The last but not least is the endless psyche from people here. OK, mainly the US climbers. They might climb really hard, yet they will be genuinely stoked for your East Buttress of Middle Cathedral if that is what you just did. That spirit is so uplifting and maybe the main reason I love to go there again and again.
During my September/October 2016 time in Yosemite I teamed up with Ed Bulman from London. I am not into teaming up with people purely for an objective. I need to also like my climbing partners. I cannot talk for him, but for me this trip was a jackpot. Nice guy to hang out with that is all in to push hard.
We started by being a bit cocky, jumping on Freerider with our hopes and stoke as high as El Cap. Our strategy was to rap down the route and work on Boulder Problem and Enduro Pitch. Oh boy! The rappels were spicy as I never experienced them before. It was simply awesomeness at its best zipping down the Salathe head wall bouncing in and out to be sure to reach the next stance on the overhanging wall 800m off the deck.

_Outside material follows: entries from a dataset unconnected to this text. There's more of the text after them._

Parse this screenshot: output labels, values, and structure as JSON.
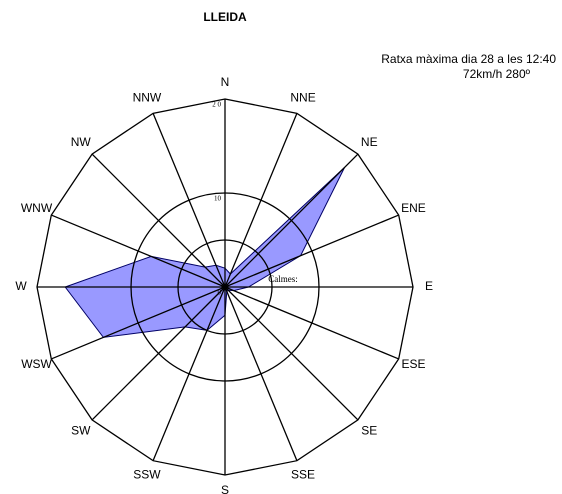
{
  "chart_data": {
    "type": "windrose",
    "title": "LLEIDA",
    "annotation": [
      "Ratxa màxima dia 28 a les 12:40",
      "72km/h 280º"
    ],
    "calm_label": "Calmes:",
    "categories": [
      "N",
      "NNE",
      "NE",
      "ENE",
      "E",
      "ESE",
      "SE",
      "SSE",
      "S",
      "SSW",
      "SW",
      "WSW",
      "W",
      "WNW",
      "NW",
      "NNW"
    ],
    "values": [
      2,
      1.5,
      18,
      8.7,
      2.5,
      1,
      0.5,
      0.5,
      3,
      5,
      6,
      14,
      17,
      8.5,
      3,
      2.5
    ],
    "color": "#9999ff",
    "ylim": [
      0,
      20
    ],
    "yticks": [
      0,
      10,
      {
        "value": 20,
        "label": "2 0"
      }
    ],
    "grid_rings": [
      5,
      10
    ]
  }
}
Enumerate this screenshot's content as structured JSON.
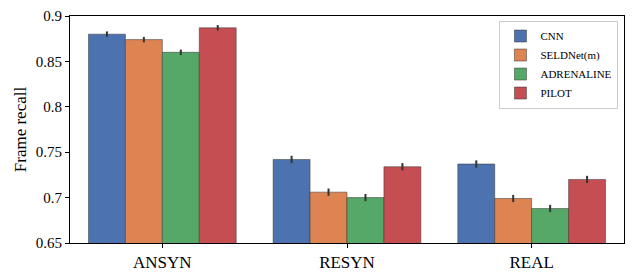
{
  "chart_data": {
    "type": "bar",
    "y_label": "Frame recall",
    "categories": [
      "ANSYN",
      "RESYN",
      "REAL"
    ],
    "series": [
      {
        "name": "CNN",
        "color": "#4c72b0",
        "values": [
          0.88,
          0.742,
          0.737
        ],
        "errors": [
          0.003,
          0.004,
          0.004
        ]
      },
      {
        "name": "SELDNet(m)",
        "color": "#dd8452",
        "values": [
          0.874,
          0.706,
          0.699
        ],
        "errors": [
          0.003,
          0.004,
          0.004
        ]
      },
      {
        "name": "ADRENALINE",
        "color": "#55a868",
        "values": [
          0.86,
          0.7,
          0.688
        ],
        "errors": [
          0.003,
          0.004,
          0.004
        ]
      },
      {
        "name": "PILOT",
        "color": "#c44e52",
        "values": [
          0.887,
          0.734,
          0.72
        ],
        "errors": [
          0.003,
          0.004,
          0.004
        ]
      }
    ],
    "ylim": [
      0.65,
      0.9
    ],
    "yticks": [
      0.65,
      0.7,
      0.75,
      0.8,
      0.85,
      0.9
    ],
    "legend": "top right",
    "grid": false
  }
}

Both of those pitches we worked were hard yet not total stoppers. However, we could not picture climbing them after all that precedes them. So we turned towards Rostrum and that was pure delight. That climb has everything I could wish for. Delicate, brutal, fingery, chimneys, and on top of that we met great guys on the route for next adventures. Fired up by our success, we zoomed in on Astroman.
Astroman. Well, if you are into spanking, that is the place to be. It was new level for both of us. We tried and tried again, and it simply is hard. We had a go at it with Justin Cory, the machine from Grass Valley, working the Enduro Corner. After bit of beating and some rest days we were back, this time psyched to go to the top whatever this might take. After much huffing and puffing, trying to figure out how to unstuck a climber in Harding Slot, one of my more scary falls on last pitch ripping off four pieces of micro protection and then finishing it with head torch we officially became Astrotoddlers with Ed and Ryan (dude from Rostrum)!
So here am I, sitting in Colorado this February 2017, writing down my memories and getting stoked for another season in Yosemite. Super keen to get back there and become more intimate with those amazing walls, spending more time with people that are psyched out of their brains, push myself hard and harder. Whoowhooo!!!